European Union foreign ministers are discussing possible economic sanctions against Belarus as the Group of Seven (G7) industrialized countries called for journalist Raman Pratasevich's "immediate and unconditional release" amid a wave of international condemnation over Pratasevich's arrest after a flight he was travelling on was diverted to Minsk by Belarusian authorities.
"We will start discussing implementation of the sectorial and economic sanctions," EU foreign policy chief Josep Borrell said on May 27 as he entered the meeting between foreign ministers in Lisbon, adding that the hijacking of the plane and the detention of Pratasevich and his girlfriend was completely unacceptable.
Borrell added that work on a new round of sanctions on Belarusian individuals was at an advanced stage, but he didn't provide more details.
Several ministers have said EU sanctions should target sectors that most benefit the Belarusian leadership, such as the oil and potash sectors.
"It is clear that we will not be satisfied with small sanctions steps, but that we aim to target the economic structure and financial transactions in Belarus significantly with sanctions," German Foreign Minister Heiko Maas told reporters in Lisbon.
"We really need to find the sectors, the companies, who actually benefit the regime, but not hurting the people," Lithuanian Foreign Minister Gabrielius Landsbergis said, suggesting the oil-products sector was an option.
Another possibility floated would be the potash sector, according to Luxembourg's foreign minister, Jean Asselborn.
Belarusian strongman Alyaksandr Lukashenka and his allies are already under a series of Western sanctions over a brutal crackdown on mass protests that followed his disputed reelection to a sixth term in August 2020.
Meanwhile, foreign ministers from the Group of Seven (G7) major industrialized nations called on May 27 for Pratasevich's "immediate and unconditional release."
"We demand the immediate and unconditional release" of Pratasevich, "as well as all other journalists and political prisoners held in Belarus," a joint statement published by the British government said.
The ministers from Canada, France, Germany, Italy, Japan, Britain, and the United States, along with the European Union "condemn in the strongest terms the unprecedented action by the Belarusian authorities," the statement added.
The International Civil Aviation Organization (ICAO) agreed on May 27 to probe the forced grounding of the plane. The ICAO's 36-nation governing council acted after the United States and several allies demanded an investigation into the incident.
The ICAO would produce an interim report by June 25, said Irish Transport Minister Eamon Ryan. It will be a fact-finding investigation designed mainly to determine whether international aviation rules were breached. The ICAO has little scope to punish member states other than by suspending voting rights.

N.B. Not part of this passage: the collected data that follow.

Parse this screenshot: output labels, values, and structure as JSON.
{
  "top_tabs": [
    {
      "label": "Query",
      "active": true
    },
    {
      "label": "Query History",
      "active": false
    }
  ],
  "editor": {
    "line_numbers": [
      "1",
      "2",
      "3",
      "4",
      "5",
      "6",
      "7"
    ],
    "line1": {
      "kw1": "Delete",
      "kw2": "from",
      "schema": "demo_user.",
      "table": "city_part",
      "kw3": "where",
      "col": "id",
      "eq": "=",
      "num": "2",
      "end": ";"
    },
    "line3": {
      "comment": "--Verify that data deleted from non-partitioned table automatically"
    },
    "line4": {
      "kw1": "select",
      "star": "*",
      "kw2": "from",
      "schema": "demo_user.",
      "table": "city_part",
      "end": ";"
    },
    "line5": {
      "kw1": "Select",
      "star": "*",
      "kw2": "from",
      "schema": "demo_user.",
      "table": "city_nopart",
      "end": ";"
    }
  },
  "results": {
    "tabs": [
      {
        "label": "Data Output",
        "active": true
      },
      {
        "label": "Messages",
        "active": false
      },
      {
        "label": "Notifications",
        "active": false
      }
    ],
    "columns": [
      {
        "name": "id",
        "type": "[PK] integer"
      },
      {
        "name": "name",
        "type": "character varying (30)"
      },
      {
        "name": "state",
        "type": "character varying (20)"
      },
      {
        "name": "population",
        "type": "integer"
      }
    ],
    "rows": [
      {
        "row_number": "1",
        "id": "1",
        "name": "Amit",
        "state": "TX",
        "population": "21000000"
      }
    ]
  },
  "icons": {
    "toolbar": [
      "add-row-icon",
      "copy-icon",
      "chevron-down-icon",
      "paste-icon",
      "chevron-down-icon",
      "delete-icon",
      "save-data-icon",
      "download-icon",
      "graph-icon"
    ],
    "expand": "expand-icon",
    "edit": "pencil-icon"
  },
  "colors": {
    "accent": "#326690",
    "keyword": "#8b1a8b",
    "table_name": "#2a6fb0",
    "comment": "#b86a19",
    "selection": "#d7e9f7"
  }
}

The Ryanair flight was diverted after Lukashenka ordered a MiG-29 fighter jet to accompany the aircraft because Belarusian authorities had received information there was a bomb on board the plane.
The threat turned out to be a hoax, though some critics have questioned the veracity of whether there was really a warning at all.
Europe's aviation regulator has already urged all airlines to avoid Belarusian airspace for safety reasons after the EU began to cut air links with the increasingly isolated Eastern European nation.
Belarusian national flag carrier Belavia said it had been forced to cancel flights to seven European countries and the Russian exclave of Kaliningrad until October 30 due to flight bans.
In his first public comments about the incident, Lukashenka vehemently dismissed the outrage on May 26 and accused the West of crossing "many red lines" with its reaction to the incident.
In an address to parliament, the Belarusian strongman, who has ruled the country since 1994, warned that Belarus was on the brink of an "icy war" with its enemies trying to undermine his rule.
Lukashenka continues to enjoy support from Russian President Vladimir Putin, who is hosting him for a meeting on May 28.
Putin's spokesman, Dmitry Peskov, said May 26 there was no reason to doubt Lukashenka's version of events.
The 26-year-old Pratasevich is facing charges of being behind civil disturbances, an offense punishable by up to 15 years in prison.
He was a key administrator of the Telegram channel Nexta-Live, which has been covering the protests that broke out in Belarus following last year's presidential election.